Sunday, October 18, 2015

Race to the Bottom on Accounting Disclosures


Accounting is the tool that should prevent corporations from misrepresenting the state of their business to investors and the public.  The Federal Accounting Standards Board plans to drop minimum standards in material disclosures in notes to financial statements.

Existing phrases like “an entity shall at a minimum provide,” which may make it difficult to justify omitting immaterial disclosures, would be replaced with less prescriptive language.
What language is that?

"A company at its determination, in consultation with public auditors, can chose to at its leisure or pleasure to..."
Materiality would no longer be an accounting concept, but a legal one.  The accounting profession is turning over their definition to lawyers!  This would anathema to my deceased grandfather, a former President of Price Waterhouse (when it was solely an accounting firm).

The International Accounting Standards Board requires this on materiality, according to FASB:

An entity shall not reduce the understandability of its financial statements by obscuring material information with immaterial information or by aggregating material items that have different natures or functions
FASB's document states their amendment update does not address this IAS requirement.
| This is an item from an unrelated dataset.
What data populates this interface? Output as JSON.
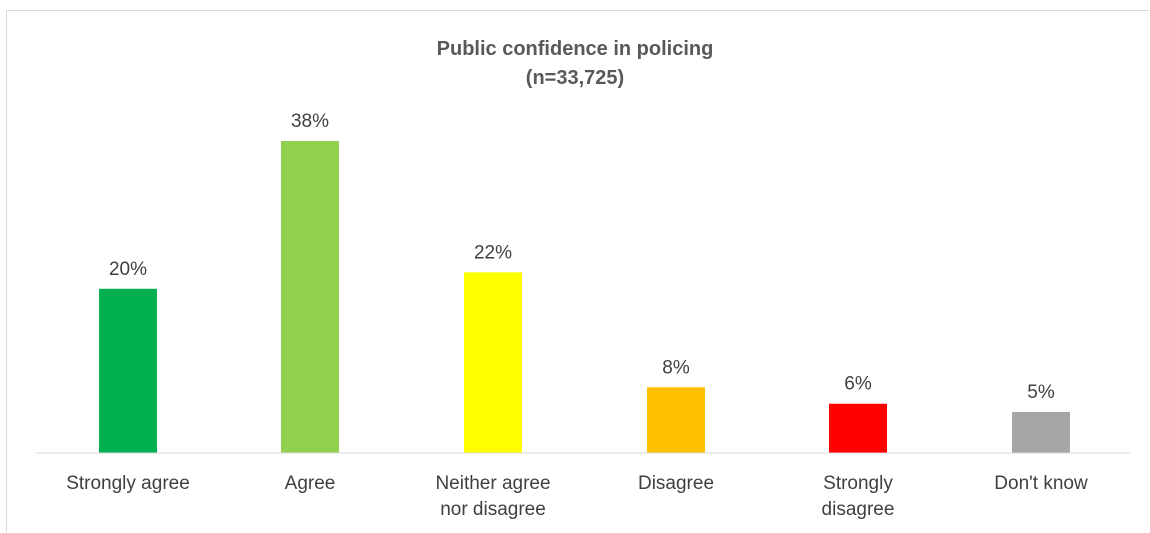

A comment letter FASB posted on its website offered:

The valuation of securities is another area subject to high volatility as evidenced by the VIX index. VIX is one popular measure of the market's expectation of stock market volatility over the next month. High volatility as demonstrated by the VIX index will mean that valuations in individual portfolios are subject to wide swings up or down-sometimes due to purely irrational reasons. 
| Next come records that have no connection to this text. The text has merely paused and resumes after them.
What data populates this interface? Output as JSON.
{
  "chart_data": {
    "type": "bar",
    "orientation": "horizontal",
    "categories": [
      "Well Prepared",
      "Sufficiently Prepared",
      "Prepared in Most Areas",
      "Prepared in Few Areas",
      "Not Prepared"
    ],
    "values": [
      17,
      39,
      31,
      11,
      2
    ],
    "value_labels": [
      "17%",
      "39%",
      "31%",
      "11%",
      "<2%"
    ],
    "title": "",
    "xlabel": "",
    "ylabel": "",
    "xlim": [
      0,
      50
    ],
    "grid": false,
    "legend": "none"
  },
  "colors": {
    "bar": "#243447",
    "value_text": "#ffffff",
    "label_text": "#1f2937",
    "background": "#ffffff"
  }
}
A related problem is that collateralized loans will have unstable security valuations due to unforeseeable investor fears and perceptions. For the accountant, the practical problem involves reacting to and assessing sudden and sometimes steep market drops which impact collateralized loans, as well as, securities valuations themselves. In reality, market swings do alter the total mix of information available to decision makers, regulators and investors alike. 

Foreign currency valuations is another area which impacts portfolios, loans made, receivables and other accounts.
To hide our "financial market casino" companies need the freedom to not disclose.  The overemphasis on finance and legal consideration has distorted business, especially in the last decade.  FASB's acquiescence to having no standard in materiality fits with the drive to the lowest global common denominator in nearly everything that benefits corporations (which fuels income for companies and their PEU owners)

The rush to free corporations on materiality feels like a preventive move for the next crisis, which will be driven by insane debt driven and CEO incentivized business practices.  It's sad irrational people ruin rational markets and corporations must find a proper fix, courtesy of a compliant FASB.  That's the world they would have you see.

Update 11-27-15:  The accounting fox is in charge of the hen house, at least in Ireland where four KPMG senior partners were arrested for tax evasion.

Update 6-17-19:   KPMG will pay a $50 million fine to settle SEC allegations that it not only altered past audit work, but did so after receiving stolen information from an industry watchdog.  

KMPG officials sought and obtained a list of inspection targets by the PCAOB because the firm had experienced a high rate of deficiencies. With the data, the former employees oversaw a program to revise certain audits to reduce the likelihood government inspectors would find shortfalls.
Update 2-21-22: Wall Street on Parade noted "the largest global firms — Deloitte, EY, KPMG, and PwC— and the largest next tier firms such as Grant Thornton, BDO, and RSM, are less focused on performing their public duty of auditing and more interested in playing all sides of client opportunities to optimize their payday."